The reason this is happening in the market is the obscene salary floor.  The teams are not ALLOWED to hold on to the money, so the small market teams are being forced to spend in excess of their total revenues.  It’s manifesting itself in the quarterback market, but defensive players such as DeAngelo Hall, Nnamdi Asomugha, Terrell Suggs, and Albert Haynesworth are getting in on the action as well (although this isn’t as ridiculous).
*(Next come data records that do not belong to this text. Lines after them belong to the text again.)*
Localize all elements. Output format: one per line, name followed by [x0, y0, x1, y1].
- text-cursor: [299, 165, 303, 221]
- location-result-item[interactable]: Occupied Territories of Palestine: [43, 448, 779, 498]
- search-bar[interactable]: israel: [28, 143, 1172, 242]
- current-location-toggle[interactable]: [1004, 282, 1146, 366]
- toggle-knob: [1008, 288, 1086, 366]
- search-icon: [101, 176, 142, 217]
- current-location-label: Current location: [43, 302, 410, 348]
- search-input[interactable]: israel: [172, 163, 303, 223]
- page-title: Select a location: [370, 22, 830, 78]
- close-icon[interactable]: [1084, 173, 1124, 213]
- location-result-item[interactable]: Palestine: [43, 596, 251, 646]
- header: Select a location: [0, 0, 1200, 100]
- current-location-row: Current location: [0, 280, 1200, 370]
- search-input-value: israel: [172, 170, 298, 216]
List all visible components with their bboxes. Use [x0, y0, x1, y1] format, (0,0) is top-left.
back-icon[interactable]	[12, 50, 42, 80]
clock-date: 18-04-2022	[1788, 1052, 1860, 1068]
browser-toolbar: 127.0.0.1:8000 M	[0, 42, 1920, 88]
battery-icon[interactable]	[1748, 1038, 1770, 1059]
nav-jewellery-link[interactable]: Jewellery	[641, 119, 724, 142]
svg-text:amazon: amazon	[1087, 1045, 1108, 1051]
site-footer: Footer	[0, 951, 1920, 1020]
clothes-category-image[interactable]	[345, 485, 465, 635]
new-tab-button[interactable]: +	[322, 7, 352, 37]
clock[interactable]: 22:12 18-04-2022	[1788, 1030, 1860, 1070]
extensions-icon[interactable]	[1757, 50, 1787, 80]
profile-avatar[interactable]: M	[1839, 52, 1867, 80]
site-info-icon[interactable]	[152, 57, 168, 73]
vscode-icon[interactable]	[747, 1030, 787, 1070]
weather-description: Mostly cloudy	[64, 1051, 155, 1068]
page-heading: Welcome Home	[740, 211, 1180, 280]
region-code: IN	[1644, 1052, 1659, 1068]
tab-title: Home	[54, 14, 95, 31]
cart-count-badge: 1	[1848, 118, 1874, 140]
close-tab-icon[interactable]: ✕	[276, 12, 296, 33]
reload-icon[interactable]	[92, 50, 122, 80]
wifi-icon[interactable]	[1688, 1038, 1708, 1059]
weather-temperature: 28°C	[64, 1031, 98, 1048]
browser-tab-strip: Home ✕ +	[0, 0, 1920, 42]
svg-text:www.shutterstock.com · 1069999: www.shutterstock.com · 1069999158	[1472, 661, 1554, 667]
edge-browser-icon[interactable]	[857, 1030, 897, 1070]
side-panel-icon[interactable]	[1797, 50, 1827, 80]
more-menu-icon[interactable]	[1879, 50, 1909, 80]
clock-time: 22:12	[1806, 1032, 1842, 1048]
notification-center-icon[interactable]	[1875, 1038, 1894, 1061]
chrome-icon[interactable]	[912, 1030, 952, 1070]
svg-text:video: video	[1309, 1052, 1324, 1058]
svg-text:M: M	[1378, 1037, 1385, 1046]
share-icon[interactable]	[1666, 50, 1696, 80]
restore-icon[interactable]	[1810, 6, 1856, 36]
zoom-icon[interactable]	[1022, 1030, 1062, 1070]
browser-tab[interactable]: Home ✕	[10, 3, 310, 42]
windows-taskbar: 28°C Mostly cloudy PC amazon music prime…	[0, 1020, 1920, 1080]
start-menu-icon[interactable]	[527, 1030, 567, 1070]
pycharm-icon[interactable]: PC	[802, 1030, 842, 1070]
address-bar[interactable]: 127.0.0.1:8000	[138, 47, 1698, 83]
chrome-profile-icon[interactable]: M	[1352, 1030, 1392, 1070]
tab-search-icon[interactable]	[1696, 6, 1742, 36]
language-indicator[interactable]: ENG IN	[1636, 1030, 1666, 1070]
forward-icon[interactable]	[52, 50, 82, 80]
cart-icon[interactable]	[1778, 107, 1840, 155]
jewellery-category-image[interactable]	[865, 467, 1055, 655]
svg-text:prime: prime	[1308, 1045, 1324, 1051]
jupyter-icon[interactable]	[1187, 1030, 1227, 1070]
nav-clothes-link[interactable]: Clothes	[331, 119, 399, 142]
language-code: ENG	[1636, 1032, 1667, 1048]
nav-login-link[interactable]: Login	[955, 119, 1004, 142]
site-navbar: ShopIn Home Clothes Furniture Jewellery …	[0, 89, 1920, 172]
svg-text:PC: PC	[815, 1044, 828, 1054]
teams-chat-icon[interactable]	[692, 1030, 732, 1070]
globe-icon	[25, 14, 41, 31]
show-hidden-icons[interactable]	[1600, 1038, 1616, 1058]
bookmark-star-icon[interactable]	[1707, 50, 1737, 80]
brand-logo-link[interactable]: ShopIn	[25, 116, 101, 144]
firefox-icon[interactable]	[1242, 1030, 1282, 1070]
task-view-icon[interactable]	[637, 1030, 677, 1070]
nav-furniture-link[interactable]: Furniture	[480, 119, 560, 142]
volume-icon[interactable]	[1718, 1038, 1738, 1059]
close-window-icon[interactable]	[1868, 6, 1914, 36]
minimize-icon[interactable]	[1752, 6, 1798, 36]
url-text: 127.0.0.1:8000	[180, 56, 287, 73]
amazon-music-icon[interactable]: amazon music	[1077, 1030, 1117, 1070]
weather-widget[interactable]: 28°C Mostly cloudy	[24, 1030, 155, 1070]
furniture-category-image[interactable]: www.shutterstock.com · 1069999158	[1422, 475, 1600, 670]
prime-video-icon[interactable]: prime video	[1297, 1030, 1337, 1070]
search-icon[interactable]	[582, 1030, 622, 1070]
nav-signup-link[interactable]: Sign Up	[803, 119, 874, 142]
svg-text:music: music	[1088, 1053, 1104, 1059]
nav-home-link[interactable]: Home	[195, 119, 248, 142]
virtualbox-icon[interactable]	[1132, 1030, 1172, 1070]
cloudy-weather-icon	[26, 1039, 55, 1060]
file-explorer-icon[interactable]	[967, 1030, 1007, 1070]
The NFL salary cap and salary floor must go.  If it means that NFL revenue sharing must go as well, then so be it.  Small market teams still have the power to improve their team through the draft, and in the meantime, there are major Moneyball type market niches being created in terms of QB fungibility, with second tier players being left out of the league entirely because of the ridiculous premium the market has placed on finding that ONE player who can make a team.

And it’s that last sentence that essentially explains the otherwise ridiculous Cassel extension in it’s entirety.